Entonces, se aparta y me clava una mirada excitada que me hace vibrar el
pecho. —No se trata de obligación —afirma—. Es lo que quiero. Quiero
probarte, quiero darte placer como tú me lo das a mí, pero, sobre todo,
quiero redimirme por haber arriesgado a arruinar las cosas entre nosotros.
Me gustaría replicar, decirle de nuevo que no quiero castigarla, pero un
rincón oscuro de mi mente sabe que necesito hacerlo, porque ella me quitó
el control durante todos los meses que estuvo lejos, dejándome a merced de
recuerdos y deseos que ni siquiera esperaba poder hacer realidad.

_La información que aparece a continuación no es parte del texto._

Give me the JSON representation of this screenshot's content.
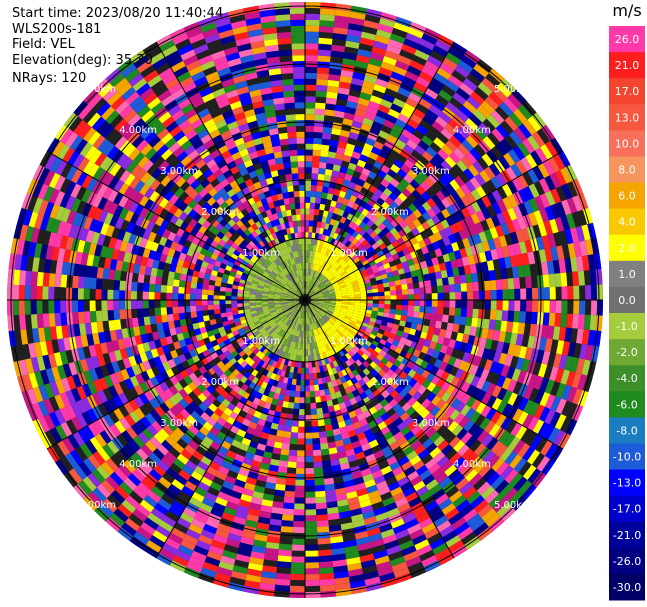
{
  "header": {
    "start_time": "Start time: 2023/08/20 11:40:44",
    "instrument": "WLS200s-181",
    "field": "Field: VEL",
    "elevation": "Elevation(deg): 35.30",
    "nrays": "NRays: 120"
  },
  "colorbar": {
    "unit": "m/s",
    "levels": [
      {
        "label": "26.0",
        "color": "#ff3aa8"
      },
      {
        "label": "21.0",
        "color": "#ff1e1e"
      },
      {
        "label": "17.0",
        "color": "#f4462f"
      },
      {
        "label": "13.0",
        "color": "#f7573e"
      },
      {
        "label": "10.0",
        "color": "#f8705c"
      },
      {
        "label": "8.0",
        "color": "#f7955f"
      },
      {
        "label": "6.0",
        "color": "#f6a400"
      },
      {
        "label": "4.0",
        "color": "#f9c800"
      },
      {
        "label": "2.0",
        "color": "#ffff00"
      },
      {
        "label": "1.0",
        "color": "#808080"
      },
      {
        "label": "0.0",
        "color": "#707070"
      },
      {
        "label": "-1.0",
        "color": "#a5cc3c"
      },
      {
        "label": "-2.0",
        "color": "#6fa834"
      },
      {
        "label": "-4.0",
        "color": "#3d8f2a"
      },
      {
        "label": "-6.0",
        "color": "#1f8a1f"
      },
      {
        "label": "-8.0",
        "color": "#1a7dbf"
      },
      {
        "label": "-10.0",
        "color": "#1e5bd8"
      },
      {
        "label": "-13.0",
        "color": "#0000ff"
      },
      {
        "label": "-17.0",
        "color": "#0000cc"
      },
      {
        "label": "-21.0",
        "color": "#00009a"
      },
      {
        "label": "-26.0",
        "color": "#000080"
      },
      {
        "label": "-30.0",
        "color": "#000066"
      }
    ]
  },
  "range_rings": [
    {
      "label": "1.00km"
    },
    {
      "label": "2.00km"
    },
    {
      "label": "3.00km"
    },
    {
      "label": "4.00km"
    },
    {
      "label": "5.00km"
    }
  ]
}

Aumenta el ritmo, la saliva le gotea por los lados de la boca y nunca ha
estado tan sensual como ahora.
Justo cuando creo que no puede asombrarme más, mueve una mano para
agarrar mis testículos y los masajea, haciendo que mi excitación se dispare
hasta las estrellas. Sólo ella puede llevarme a un paso del orgasmo en pocos
minutos, sólo ella puede llevarme al umbral del placer sin despertar mi
parafilia.
Siento la tensión en la base de mi espalda y sé que estoy a segundos de
venirme con fuerza. —Voy a... —le digo, incapaz de terminar—, pero sé
que lo ha entendido cuando encuentra mi mirada y asiente lentamente con
la cabeza.
Quiere matarme.
Me gustaría cerrar los ojos y perderme en el placer, pero no lo hago, y
cuando exploto en su boca, apunto mi mirada hacia ella. La observo
desconcertado, está mojada y hermosa, arrodillada ante mí, con mi polla en
la boca, tragándose todo mi placer, y me doy cuenta de que no se está
sometiendo en absoluto como ella cree.
No, porque ella tiene todo el poder y lo que más me desorienta es que no
lo ostenta sólo en el plano sexual, sino también en el de las emociones y de
las sensaciones. Estoy jodido.
Capítulo Veinticuatro – Mariella
Mariella: ¡Me gusta la idea, pero date prisa! Te espero donde Carmen.
Isabella: ¡Vaya! ¿Eso significa que tienes malas intenciones?
Mariella: Las peores :-)
Isabella: Tu marido no sabe lo que le espera.